Not as rare as you’d think

Kevin and I were out and about, and driving around the Hawthorne area looking for a parking spot. Destination: Powell’s on Hawthorne.

He pulled onto a side street, and while I was looking at him and saying something, I interrupted myself and pointed out his side window. “She’s a stripper.” He turned, looked, and saw a tall, dark beauty with a crimson swatch in her hair crossing in the middle of the street.

I told Kevin her stage name, and mentioned that she’s on my MySpace friends list. Kevin was interested (though not beyond the bounds of basic curiosity), so after he parked, I pulled out my iPhone and showed him some of her pictures and related what little I know about her. “She’s… well, she’s probably not calling herself a ‘Republican’ anymore, ’cause the Republican Party is in steep decline. But she’s anti-Obama, and pro-gun, and all the other generic Republican talking points. But, damn, she’s got an amazing pair of (as far as I know) natural breasts.”

I joke that spotting strippers in their street clothes is fairly common because Portland is reputed to have a very high ratio of strip club per capita (which urban legend has been examined and found wanting). That means, to me, that any random attractive woman I see is likely to have been, is currently, or will be in the future, a stripper.

But maybe I just see strippers more often because I go to strip clubs a lot? Maybe it’s me? I’m so tuned in to the talent working at the various clubs I frequent, I recognize them more often than regular people?
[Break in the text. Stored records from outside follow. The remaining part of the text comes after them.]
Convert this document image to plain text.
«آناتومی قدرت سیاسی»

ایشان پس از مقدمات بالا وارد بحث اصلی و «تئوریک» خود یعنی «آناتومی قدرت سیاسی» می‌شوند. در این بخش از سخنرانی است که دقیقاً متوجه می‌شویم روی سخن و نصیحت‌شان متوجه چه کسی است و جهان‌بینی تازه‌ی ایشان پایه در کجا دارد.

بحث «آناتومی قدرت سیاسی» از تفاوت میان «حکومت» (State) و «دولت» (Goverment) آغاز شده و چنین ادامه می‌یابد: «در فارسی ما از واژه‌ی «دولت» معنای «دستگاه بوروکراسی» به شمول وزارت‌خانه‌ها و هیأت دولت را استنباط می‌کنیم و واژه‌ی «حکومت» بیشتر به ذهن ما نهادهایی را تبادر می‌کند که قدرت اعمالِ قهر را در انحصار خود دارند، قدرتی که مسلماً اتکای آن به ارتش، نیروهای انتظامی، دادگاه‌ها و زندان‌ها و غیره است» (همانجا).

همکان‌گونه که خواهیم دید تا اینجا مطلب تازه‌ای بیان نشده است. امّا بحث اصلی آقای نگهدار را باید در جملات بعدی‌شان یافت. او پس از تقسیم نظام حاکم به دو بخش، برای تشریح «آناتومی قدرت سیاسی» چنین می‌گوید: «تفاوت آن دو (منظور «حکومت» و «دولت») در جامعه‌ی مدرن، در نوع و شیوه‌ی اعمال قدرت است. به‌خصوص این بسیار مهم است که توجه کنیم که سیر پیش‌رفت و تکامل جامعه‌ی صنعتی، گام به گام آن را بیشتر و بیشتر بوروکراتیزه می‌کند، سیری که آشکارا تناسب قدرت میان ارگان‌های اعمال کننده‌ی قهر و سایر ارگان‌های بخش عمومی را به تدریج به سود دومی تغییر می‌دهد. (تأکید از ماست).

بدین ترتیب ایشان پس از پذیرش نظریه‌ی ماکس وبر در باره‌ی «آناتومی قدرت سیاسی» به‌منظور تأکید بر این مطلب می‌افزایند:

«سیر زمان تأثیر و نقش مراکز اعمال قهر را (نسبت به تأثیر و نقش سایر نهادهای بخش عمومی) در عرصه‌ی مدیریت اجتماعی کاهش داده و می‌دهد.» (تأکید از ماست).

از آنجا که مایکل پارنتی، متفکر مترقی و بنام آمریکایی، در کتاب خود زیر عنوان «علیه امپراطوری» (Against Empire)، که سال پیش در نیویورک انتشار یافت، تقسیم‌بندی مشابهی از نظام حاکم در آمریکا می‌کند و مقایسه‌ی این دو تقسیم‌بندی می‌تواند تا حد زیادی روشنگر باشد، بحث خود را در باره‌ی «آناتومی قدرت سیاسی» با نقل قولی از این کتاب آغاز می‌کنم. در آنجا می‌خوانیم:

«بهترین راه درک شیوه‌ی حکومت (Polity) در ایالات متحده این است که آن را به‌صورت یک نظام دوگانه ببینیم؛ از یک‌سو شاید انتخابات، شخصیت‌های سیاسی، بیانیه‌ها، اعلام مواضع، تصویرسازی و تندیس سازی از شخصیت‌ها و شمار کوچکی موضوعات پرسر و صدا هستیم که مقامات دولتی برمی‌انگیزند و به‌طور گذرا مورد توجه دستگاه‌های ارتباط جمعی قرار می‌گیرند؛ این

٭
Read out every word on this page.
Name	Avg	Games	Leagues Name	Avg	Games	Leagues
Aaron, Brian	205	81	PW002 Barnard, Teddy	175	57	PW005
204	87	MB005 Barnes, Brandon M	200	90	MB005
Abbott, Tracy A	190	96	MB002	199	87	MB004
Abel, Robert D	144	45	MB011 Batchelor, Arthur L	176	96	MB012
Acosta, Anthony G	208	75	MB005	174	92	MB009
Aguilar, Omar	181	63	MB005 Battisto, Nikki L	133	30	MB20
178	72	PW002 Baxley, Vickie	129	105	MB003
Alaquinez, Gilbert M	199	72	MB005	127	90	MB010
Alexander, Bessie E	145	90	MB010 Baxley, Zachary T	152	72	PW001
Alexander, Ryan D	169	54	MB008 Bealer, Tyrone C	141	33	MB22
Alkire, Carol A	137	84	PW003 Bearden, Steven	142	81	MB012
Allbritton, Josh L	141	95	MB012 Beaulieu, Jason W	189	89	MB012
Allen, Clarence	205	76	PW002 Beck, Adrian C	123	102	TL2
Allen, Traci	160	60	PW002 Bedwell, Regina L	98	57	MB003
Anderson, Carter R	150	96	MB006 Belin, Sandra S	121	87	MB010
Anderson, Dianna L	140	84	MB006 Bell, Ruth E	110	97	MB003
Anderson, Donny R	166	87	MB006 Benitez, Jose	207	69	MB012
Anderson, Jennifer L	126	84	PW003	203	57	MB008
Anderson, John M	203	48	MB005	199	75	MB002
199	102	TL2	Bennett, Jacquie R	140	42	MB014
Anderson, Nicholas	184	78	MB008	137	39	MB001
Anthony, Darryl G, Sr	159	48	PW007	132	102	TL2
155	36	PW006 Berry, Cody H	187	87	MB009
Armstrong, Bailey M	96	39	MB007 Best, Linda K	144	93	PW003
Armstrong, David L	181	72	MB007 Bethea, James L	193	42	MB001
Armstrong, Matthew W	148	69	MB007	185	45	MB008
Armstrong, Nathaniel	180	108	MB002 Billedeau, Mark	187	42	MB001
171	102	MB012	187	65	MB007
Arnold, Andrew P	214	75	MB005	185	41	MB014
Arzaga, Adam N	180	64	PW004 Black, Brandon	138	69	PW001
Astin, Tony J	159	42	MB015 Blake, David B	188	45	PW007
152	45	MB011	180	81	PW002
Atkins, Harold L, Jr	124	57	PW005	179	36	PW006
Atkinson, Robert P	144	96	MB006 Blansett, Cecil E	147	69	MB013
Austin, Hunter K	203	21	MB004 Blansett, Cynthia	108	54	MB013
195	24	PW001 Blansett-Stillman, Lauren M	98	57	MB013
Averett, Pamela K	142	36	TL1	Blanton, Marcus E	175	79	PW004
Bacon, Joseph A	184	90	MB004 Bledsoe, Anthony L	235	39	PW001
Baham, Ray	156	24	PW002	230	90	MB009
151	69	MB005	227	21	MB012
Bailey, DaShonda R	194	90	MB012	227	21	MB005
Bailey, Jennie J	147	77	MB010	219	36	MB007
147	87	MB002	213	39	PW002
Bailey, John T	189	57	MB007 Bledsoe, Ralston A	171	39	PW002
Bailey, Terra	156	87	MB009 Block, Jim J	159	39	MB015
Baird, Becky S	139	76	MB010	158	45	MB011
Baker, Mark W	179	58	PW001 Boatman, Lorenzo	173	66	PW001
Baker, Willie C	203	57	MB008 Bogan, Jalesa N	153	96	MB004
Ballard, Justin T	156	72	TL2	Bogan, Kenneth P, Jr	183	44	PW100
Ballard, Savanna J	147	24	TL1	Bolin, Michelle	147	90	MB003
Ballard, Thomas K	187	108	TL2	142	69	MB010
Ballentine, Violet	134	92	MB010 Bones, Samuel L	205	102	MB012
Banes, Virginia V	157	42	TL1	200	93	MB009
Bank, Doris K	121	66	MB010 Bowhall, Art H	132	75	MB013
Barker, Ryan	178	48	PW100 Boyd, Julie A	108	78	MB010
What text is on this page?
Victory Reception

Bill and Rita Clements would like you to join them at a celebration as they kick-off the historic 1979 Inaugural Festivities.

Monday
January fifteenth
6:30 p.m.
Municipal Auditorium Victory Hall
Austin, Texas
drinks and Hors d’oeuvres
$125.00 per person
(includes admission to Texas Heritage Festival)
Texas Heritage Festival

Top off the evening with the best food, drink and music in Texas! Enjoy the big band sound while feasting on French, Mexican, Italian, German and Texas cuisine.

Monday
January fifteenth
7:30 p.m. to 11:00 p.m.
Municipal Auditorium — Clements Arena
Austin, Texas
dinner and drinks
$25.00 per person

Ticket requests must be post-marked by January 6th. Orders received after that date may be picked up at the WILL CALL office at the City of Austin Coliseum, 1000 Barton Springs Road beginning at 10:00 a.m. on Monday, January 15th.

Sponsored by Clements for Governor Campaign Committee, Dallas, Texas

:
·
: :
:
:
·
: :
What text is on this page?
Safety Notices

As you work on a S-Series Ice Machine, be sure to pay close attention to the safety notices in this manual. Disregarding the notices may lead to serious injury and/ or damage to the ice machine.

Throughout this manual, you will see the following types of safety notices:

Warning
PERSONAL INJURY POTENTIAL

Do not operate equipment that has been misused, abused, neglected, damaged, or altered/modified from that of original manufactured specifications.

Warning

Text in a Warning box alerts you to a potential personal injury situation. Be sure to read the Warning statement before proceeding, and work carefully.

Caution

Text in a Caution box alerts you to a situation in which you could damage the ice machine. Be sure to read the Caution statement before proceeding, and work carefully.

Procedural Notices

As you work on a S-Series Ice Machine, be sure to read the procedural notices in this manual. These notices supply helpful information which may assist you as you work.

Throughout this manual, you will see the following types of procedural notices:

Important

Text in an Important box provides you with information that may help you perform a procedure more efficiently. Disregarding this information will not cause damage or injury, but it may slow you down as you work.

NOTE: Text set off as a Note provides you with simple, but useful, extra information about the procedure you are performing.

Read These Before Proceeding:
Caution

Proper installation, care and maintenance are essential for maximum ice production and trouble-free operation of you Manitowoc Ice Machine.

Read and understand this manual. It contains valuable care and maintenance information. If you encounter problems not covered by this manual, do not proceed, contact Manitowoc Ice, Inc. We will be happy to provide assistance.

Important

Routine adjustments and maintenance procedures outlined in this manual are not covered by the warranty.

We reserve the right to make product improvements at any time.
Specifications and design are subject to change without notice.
Last evening, I was riding home on the bus, tired and a bit overwhelmed by the group I had just left (about which I’ll write later). I was sitting in the seat right in front of the rear door, surfing on my iPhone, zoning out. The bell rang, the driver pulled over, the rear door opened, and a voice called out, “Thank you!”

The voice tickled my memory.

That voice was in a normal everyday tone of voice. But the last time I heard it, it was cooing and giggling in an assumed, but entertaining, tone of voice. In fact, the only times I had ever heard it. Or should I say, “heard her.”

I looked out the window, and, sure enough, saw yet another stripper, dressed in normal street clothes, walking down the sidewalk and away from the bus.

It happens nearly every day. Don’t you wish you lived here?